To try to keep up the resolve of his troops, he had been resorting all morning to mutual encouragement. When the company in Bac shot down the helicopters, he passed the news of their “victories” to the company in Tan Thoi to raise their confidence for the imminent engagement with the 7th Division battalion. After the men at Tan Thoi stopped the battalion, he circulated word of their “victory” to the men getting ready to battle the M-113s at Bac. The company commander at Bac and the platoon and squad leaders there had been controlling their men by using the six-foot-wide irrigation ditch behind the dike as their communications trench. They now waded once more from foxhole to foxhole through the waist-deep water, hugging the bank to stay out of sight of the planes, and briefed each man again on the supposed weaknesses of the armored tracks, seeking to convince the men that they could beat the machines if they used their heads as well as their weapons.
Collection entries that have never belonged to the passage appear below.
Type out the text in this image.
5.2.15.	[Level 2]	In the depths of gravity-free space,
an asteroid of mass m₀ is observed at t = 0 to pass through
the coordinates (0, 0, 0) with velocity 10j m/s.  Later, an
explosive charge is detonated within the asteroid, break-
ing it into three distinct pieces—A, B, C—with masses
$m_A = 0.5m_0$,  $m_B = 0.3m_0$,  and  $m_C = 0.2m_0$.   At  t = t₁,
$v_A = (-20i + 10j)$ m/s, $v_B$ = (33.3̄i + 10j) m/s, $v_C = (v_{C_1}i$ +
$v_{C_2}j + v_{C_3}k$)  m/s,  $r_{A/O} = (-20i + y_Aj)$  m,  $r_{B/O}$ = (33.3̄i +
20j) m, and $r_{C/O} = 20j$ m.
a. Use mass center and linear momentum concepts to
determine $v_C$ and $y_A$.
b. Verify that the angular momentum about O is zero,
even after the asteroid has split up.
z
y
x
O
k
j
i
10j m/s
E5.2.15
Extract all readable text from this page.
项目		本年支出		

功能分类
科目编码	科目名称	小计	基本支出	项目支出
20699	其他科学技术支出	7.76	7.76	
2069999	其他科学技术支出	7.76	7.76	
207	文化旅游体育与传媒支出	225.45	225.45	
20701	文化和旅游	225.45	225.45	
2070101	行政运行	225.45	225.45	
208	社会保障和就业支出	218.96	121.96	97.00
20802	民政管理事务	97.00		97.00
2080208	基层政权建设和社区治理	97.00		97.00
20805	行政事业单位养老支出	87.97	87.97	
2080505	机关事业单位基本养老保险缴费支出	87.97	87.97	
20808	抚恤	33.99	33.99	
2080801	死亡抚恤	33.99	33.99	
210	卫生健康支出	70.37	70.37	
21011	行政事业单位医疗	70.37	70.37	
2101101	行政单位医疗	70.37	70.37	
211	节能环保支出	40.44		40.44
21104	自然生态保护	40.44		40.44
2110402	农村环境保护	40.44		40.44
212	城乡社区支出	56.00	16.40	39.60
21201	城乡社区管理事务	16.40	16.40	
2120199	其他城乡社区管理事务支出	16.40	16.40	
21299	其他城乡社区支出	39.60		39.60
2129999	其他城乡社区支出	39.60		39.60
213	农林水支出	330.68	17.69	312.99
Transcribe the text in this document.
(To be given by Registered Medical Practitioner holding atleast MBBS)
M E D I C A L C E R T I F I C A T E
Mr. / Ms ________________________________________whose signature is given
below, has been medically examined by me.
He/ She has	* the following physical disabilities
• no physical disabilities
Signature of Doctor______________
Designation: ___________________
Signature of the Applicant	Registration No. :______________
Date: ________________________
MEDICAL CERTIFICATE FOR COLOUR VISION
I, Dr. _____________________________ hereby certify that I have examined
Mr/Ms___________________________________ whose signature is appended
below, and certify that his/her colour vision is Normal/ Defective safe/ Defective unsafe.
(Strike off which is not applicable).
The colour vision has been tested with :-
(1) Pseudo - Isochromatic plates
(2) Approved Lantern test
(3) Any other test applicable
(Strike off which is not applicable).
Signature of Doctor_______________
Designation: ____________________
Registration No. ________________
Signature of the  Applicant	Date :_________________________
In any case, they emphasized to each guerrilla, there was no place to go until dark. If they must die, they said, it was preferable to die with dignity, to perish fighting, rather than to run and be chopped down like buffalo. They had every man inspect his weapon to be certain it was functioning. Porters brought more boxes of captured American ammunition down the ditch in small sampans to replenish the company’s supply. A couple of wounded infantrymen were evacuated in the boats, and volunteers from the local guerrillas took their places. The three remaining wounded from the morning’s action were cadres and apparently Party members, as were all of the officers and most of the noncoms in the company. To set an example, they refused to leave the line and go to the first-aid station. The cadres composed a slogan and had the men repeat it from foxhole to foxhole: “It is better to die at your post. It is better to die at your post.”
The carriers were taking so long to negotiate the remaining canals between them and Bac that Bowers, who was watching them from behind the paddy dike in front of the guerrillas, asked himself if they were taking a break for lunch. From overhead Vann fretted at their slow progress too. He wondered if he was ever going to get the M-113s to Bac. In between discouraging looks at the stalemated battalion at Tan Thoi and the sluggish movement of the second Civil Guard battalion up from the southwest, he circled over the armored tracks in
the L-19, haranguing Mays, who had kept the radio he and Scanlon had been sharing, to hurry Ba along. Easy fords over the canals could not be found, and brush and trees had to be cut to fill each one. The troops took their time. Because they fought for pay, they had no desire to risk their lives unnecessarily. Unless prodded, their normal work pace was like a permanent slowdown strike, based on the usually sound assumption that if they tarried long enough, the Viet Cong would go away. Ba, in no hurry today for his own reasons, did not push them. It was not until 1:00 P.M. that he was able to raise Major Tho on the radio and obtain an order to attack the Viet Cong at Bac.